In response to thus: ehi.

Stenographies of Rain

All night, the roses drank the rain.
The river dressed in mourning and turned its back.

The roofs rained silver which we could not spend.
The dogs sniffed in the grass for missing shoes.

The boughs of trees withheld all notes
but sidewalks would not erase outstanding debts.

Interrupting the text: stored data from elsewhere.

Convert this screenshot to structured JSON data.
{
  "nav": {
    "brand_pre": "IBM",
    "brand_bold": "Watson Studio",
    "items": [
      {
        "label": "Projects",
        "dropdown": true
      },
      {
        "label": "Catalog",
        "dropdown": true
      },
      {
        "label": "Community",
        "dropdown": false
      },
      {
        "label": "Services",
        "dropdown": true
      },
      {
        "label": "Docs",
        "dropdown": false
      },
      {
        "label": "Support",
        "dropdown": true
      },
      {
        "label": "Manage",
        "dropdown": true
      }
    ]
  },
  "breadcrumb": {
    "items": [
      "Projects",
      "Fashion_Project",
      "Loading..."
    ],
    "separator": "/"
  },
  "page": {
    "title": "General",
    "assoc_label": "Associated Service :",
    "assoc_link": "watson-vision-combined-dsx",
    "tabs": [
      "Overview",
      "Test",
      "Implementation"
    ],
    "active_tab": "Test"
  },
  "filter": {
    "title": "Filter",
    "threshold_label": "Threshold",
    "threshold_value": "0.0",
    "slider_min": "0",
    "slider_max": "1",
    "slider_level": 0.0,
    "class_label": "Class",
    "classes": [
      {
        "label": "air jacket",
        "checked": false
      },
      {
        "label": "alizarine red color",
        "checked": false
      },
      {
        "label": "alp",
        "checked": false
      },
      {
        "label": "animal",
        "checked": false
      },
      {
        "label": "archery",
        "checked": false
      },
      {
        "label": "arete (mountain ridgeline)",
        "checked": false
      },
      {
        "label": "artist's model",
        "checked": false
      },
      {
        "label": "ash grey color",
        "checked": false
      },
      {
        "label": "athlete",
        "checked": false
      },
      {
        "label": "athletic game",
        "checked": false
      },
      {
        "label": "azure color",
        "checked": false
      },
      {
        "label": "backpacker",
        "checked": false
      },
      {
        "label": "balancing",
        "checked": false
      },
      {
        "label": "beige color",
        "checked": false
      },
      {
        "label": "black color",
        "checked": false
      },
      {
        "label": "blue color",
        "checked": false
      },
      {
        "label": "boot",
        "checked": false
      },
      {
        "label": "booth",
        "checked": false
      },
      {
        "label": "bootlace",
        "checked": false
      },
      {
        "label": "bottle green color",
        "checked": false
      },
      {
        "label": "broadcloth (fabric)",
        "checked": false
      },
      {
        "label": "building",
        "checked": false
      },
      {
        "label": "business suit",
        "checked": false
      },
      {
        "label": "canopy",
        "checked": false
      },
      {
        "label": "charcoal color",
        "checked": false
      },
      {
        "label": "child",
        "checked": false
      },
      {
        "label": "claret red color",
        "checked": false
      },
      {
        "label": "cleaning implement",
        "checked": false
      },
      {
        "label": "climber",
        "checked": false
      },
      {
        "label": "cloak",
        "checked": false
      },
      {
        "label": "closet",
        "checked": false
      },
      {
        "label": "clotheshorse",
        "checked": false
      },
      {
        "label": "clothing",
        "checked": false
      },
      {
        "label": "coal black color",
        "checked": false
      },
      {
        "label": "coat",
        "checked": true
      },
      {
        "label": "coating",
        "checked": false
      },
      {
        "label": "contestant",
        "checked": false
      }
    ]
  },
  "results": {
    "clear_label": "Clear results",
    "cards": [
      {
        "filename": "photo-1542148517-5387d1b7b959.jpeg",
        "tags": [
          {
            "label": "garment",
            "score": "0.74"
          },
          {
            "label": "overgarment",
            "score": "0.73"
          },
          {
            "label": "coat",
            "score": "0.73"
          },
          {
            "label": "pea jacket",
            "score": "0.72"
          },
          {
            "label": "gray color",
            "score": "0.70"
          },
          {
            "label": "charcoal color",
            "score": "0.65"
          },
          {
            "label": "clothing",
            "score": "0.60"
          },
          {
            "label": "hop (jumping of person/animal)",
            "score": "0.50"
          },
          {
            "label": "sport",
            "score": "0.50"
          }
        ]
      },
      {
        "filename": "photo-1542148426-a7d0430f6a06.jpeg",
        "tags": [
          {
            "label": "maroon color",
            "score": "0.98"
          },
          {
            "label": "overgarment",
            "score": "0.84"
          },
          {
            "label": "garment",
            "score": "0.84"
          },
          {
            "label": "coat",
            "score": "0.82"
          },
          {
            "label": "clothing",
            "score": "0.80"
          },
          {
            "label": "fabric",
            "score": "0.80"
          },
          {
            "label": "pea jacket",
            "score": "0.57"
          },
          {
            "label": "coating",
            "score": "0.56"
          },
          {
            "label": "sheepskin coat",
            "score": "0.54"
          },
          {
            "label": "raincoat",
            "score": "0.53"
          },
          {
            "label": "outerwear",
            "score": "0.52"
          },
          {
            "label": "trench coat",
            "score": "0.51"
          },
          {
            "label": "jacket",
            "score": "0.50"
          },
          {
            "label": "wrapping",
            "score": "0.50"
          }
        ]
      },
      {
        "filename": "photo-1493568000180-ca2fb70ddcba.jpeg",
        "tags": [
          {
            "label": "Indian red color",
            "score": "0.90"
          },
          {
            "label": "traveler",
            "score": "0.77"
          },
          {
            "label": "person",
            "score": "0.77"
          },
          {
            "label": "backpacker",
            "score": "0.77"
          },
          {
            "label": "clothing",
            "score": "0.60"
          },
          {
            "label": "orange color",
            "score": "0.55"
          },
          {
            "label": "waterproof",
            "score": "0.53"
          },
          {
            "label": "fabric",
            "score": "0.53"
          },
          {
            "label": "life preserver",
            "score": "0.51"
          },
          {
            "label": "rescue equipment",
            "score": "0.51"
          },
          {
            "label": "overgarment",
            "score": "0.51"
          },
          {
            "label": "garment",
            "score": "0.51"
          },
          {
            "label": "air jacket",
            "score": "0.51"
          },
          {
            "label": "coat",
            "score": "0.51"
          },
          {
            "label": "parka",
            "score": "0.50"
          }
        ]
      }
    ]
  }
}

The banked fires in the grate sent stiff reproof.
And only water could rejuvenate the rain.

 

In response to Via Negativa: Rained on.

I said yes

but my heart said no; my mouth
refused but my hands began
to unbutton, unzip, undo

And I said maybe

but my dreams, emphatic in
their repetition, said we
know more than you

And I said no

but the garden withered, my cup
of soil overfilled with rain; and I,
I dipped my bread in salt

Konstelasyon

In our language, there is only
a borrowed word for constellation.

Instead of the Bear or the Big
or Little Dipper, there are layers

of terraced clouds from which,
on clear nights, you might see

the great cloud rat leap
in his ascent up the limbs

of the sacred tree, winding from earth
to the gates of heaven. There is

no hunter with a sword and silver belt,
but there are warriors wrapped

in loincloth, their hand-tooled
blades ringing still with the audible

breath of their enemies. Don’t ask me
for the catalog of their other names:

when it rains blood, there is famine;
and when it rains clear and milky,

the merciful goddess has squeezed
drops from her breast to feed us.

 

In response to Via Negativa: Ursa Major.

Allow

“Think of the trouble we go through
to see what will remain
of all our expectations.”
~ D. Bonta

Choose one,
said the farmer
and we picked
from among shapes
lying in the dust
of a watermelon field:
it was almost dark
and the penknife
nicked your finger
in severing fruit
from base of stem
and I thought, always
something is asked—
carve a door, find
the key, surrender
a tithe before you
sit to eat sweet
ruined flesh.

 

In response to Via Negativa: News junkie.

Lanterns

In me your branches tingled with electric flames;
in me your roots have almost seeded vineyards—

on each limb your rafts of clustered orange,
bright as pain or epic love. I don’t wonder

anymore why each heart begins to bud
inside its flimsy paper cage: tender red,

berry for which you’ll tear at the garden’s
dark, its shaded network of veins.

Vertigo of bodies

~ After Octavio Paz’s “Proema”

Yes it is true, everything is vertigo:
vertigo of bodies so madly, rapidly vibrating.
We think they are merely standing still.
Vertigo of children spinning in the churchyard,
laughing because now the steeple looks
like it is about to fall—
Then there is the vertigo produced
by certain flowers crushed to a pulp—
Sh, I will tell you one more secret:
when mixed with water they release
a flotilla of bubbles into the air
and even the sky is vertigo.
I have no aphorisms or epithets for this,
I have no virtuoso solos. But I agree
wholeheartedly with you when you drag me to the edge
of the cliff and make your anguished pronouncements
about what we don’t know, which is mostly
the future; and the birds reel overhead,
a scattering of wild letters.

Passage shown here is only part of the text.